お前らめんどくせえから結婚しろ
第1章 罪な女と怖い男
男は那奈の声を無視して、彼女の胸を触って、舐めて、指先で引っ掻いての3点に集中した。
自分が最も指摘されたくない事を敢えて強調してきたからだ。
だが、彼も童貞で胸が大好きだったのは確かなようで、何度も鼻血を垂らしながら指責めをしていた。
それに対して、那奈は小首を傾げて、「だいじょぶ?」という言葉のみで、罵声や嫌悪の表情が一切無い事に男はかなり衝撃を受けていた。まあ恐らく、鼻血を出したり彼の独特な胸の愛撫時間が長過ぎて、女性側がついていけないのだろう。恐らく。

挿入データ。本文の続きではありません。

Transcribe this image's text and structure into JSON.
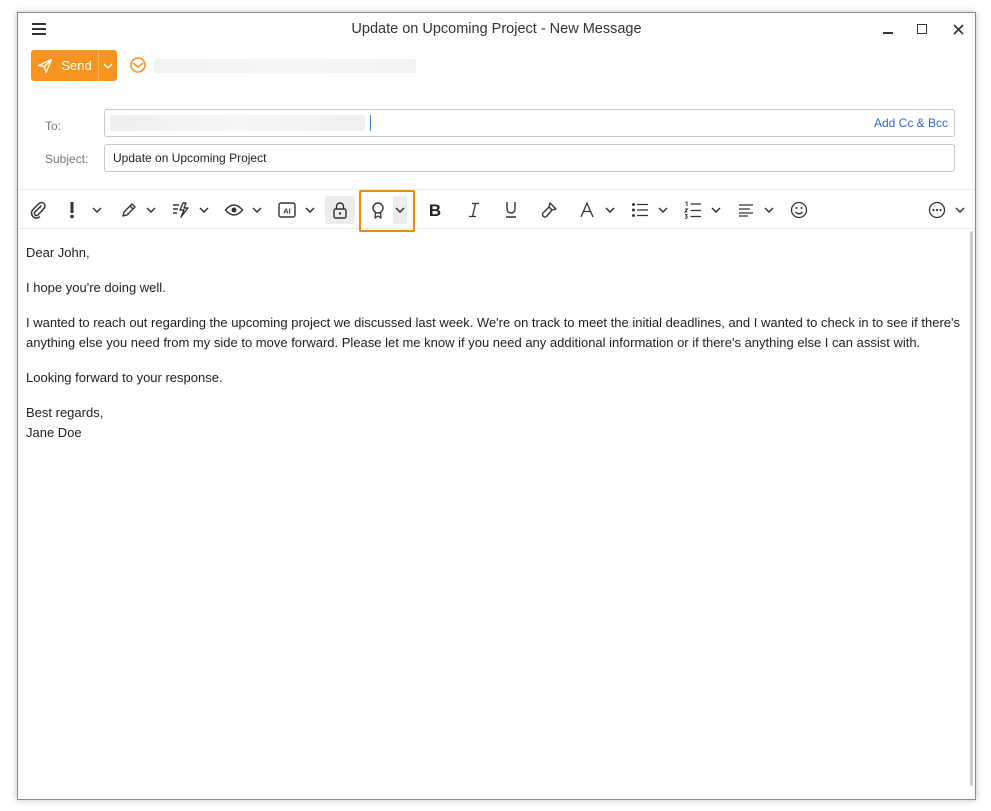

そういうわけで、計1時間にものぼる胸の愛撫が終了し、唾液だか鼻血だかが不明な液体を何度もティッシュで拭き取られた那奈の胸の先端部はヒリヒリとした痛みを感じていた。
「痛いし、まちくたびれた。はやくぅ。」
「....え、本当にヤルの?...ちょっと待って..。」
そして男も恐らく根を上げるだろうと思っていたのにスルリといってしまう為、狼狽と赤面を繰り返しながら、童貞を卒業するにはちょっと特殊な”騎乗位“という対位に決まってしまった。決めたのは那奈である。ちなみに、その前に何の羞恥心も無くM字開脚して自身の秘部や性行為の解説をし初めた那奈と、それを真っ赤な顔で慌てて止めようとした男のシーンや、男がゴムを付けたことが無い事を「可愛い〜。私が付けてあげるね。」と言って、男の制止の声を聞かずに那奈が付けてしまうという事件があったのだが、本編が長くなるため割愛させて頂こう。
閑話休題。
聳り立つ男のペニスは、ゴムの上からでも那奈の唾液でべっとりと濡れていた。ニコニコと笑顔を浮かべる那奈とは対照的に男は興奮とプライドを刺激されて妙な気分になっていた。それはそうだ。完膚なきまでに、とはいかないが、結局肉体的・精神的主導権はここまで彼女が握っているのだ。男としては有難いが、最初から最後までリードされて終わるのはどうなのか....といったような心情だろう。